C. Job’s faith is combined with honesty
Finally, we should note in this regard that Job’s faith and his orthodoxy is also combined with great honesty. Job knows that he has not sinned to bring this upon him. And he will not pretend he has sinned or convince himself that he has sinned in order to save his doctrine. Job will do something the three will never do. Job will look around the world and say, “I see people all around me who never acknowledge God and yet they are doing fine; and I see all kinds of examples of oppression. I see suffering that is heartbreaking. Where is God in all of this?”
Job is just being very honest about reality as it is. Job doesn’t abandon his faith. Job does not turn away from God. He does not curse God and die, so don’t
misunderstand me. But I think a weak faith in God, a faith that is not combined with a close walk with God, is going to be very fragile, very bitter. That kind of weak faith in God is going to be easily threatened. Therefore, it will not be able to face hard facts. Job is the one who faces the hard facts and Job is the one who comes out with a much deeper understanding of God and humanity than the three friends ever would.
It is a matter of not turning aside to the right or to the left, as the Old Testament often says. On the one hand, orthodoxy matters. Heresy is bad, heresy is
destructive. Our faith in God needs to remain constant and fixed. It can’t be something that we are ready to give up on. On the other hand, our faith in God
needs to be willing to face the realities of life, but face them with faith. And our faith in God needs to be not just a matter of knowing the answers, but of knowing God and holding fast to God even when the answers are not apparent.
I think if we do this as Job did, then we are not going to fall into the trap of the three; and we will grow in the knowledge of God, even as we go through periods of suffering and doubt.
III. Questions and Answers
Question: As you described in the theological themes in Job, it really sounds like you are talking about the New Testament. It’s like there is a very strong
connection. Without being cynical, a lot of the things that I heard you say can describe so many situations in the church where for example, there are a lot of people that can mouth the right orthodoxy – I believe in justification by faith – but their relationship is dead or just about nonexistent. You can think about what you and I have seen in the university setting where students need to be encouraged to question things, to fight through them like Job did because only then, when you come out on the other side, do you really believe them. It has been interesting how New Testament-ish Job is; or you would probably say, “The New Testament is a lot like Job, isn’t it?” There is not this chasm between them.

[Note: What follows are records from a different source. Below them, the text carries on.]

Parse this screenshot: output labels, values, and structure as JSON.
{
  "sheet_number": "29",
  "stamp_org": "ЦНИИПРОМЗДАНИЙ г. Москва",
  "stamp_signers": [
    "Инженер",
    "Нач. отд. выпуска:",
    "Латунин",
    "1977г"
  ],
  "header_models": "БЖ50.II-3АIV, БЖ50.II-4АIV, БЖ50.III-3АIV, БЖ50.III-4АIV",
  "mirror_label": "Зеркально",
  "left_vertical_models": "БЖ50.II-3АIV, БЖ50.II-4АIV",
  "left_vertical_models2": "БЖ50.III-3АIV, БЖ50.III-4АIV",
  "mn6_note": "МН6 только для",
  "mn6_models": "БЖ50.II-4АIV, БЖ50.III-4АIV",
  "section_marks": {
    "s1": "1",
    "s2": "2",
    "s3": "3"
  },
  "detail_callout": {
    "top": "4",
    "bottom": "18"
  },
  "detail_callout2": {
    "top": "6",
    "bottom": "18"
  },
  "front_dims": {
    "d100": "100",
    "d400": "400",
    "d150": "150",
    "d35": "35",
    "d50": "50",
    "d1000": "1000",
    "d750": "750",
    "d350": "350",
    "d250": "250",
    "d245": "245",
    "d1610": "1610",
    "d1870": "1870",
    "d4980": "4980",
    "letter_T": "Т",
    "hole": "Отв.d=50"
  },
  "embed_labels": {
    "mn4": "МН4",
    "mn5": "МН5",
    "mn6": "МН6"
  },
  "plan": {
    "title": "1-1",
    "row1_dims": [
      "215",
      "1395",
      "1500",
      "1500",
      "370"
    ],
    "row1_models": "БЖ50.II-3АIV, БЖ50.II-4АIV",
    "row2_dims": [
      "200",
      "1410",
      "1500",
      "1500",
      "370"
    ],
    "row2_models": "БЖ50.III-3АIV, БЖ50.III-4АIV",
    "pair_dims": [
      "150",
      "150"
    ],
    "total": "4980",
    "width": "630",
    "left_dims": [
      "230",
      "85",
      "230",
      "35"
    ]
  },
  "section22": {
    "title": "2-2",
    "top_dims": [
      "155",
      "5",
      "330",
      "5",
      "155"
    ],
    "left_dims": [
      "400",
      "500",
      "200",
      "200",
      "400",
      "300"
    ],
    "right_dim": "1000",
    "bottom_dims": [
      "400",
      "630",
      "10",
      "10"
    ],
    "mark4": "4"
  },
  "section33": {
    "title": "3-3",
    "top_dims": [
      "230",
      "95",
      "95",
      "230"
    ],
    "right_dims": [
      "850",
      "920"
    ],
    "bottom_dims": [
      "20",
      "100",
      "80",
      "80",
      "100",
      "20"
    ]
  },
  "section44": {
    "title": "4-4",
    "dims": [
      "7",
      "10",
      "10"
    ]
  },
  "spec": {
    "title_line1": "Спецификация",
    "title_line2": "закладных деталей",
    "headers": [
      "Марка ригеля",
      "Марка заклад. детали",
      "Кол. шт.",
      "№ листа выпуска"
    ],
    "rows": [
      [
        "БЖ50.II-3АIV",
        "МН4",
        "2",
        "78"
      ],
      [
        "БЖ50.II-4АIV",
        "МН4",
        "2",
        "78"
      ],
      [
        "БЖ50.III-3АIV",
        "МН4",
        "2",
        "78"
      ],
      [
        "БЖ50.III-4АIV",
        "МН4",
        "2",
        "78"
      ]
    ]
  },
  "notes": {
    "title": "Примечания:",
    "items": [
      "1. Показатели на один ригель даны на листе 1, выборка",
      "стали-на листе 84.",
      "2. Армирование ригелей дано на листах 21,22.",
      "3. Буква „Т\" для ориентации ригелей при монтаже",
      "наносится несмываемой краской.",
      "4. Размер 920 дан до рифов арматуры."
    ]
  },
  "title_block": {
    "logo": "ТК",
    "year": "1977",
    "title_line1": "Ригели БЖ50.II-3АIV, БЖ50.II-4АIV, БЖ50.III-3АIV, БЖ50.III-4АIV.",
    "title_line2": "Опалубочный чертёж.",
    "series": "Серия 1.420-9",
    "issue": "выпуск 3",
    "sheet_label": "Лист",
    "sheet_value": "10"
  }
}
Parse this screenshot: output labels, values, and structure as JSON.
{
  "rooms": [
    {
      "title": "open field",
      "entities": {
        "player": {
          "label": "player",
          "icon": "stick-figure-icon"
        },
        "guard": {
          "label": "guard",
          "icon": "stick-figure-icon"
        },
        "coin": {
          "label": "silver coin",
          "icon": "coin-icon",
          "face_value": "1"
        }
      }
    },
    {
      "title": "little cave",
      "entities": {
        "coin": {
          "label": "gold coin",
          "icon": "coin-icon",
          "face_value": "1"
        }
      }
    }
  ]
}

Dr. Garrett: No, there is not a big chasm between them and you do see a lot of similarities. The three friends, of course they are very harsh, they are brittle, they are bitter and finally, they are absolutely cruel in the things they say, in addition to saying things that are not true. We can compare this, you mentioned in the Christian Church, Christians who can be very harsh, rigid and legalistic. It is interesting, it is not doctrinal; because those same Christians, who can be very legalistic and very harsh, will doctrinally confess a doctrine of salvation by grace through faith through the atoning blood of Jesus. Yet, with all that, they can still be very legalistic, very harsh, very brittle, have no real sense of the meaning of grace. It is a matter where you have to have faith, you have to have relationship with God and you have to be honest with your life and the world.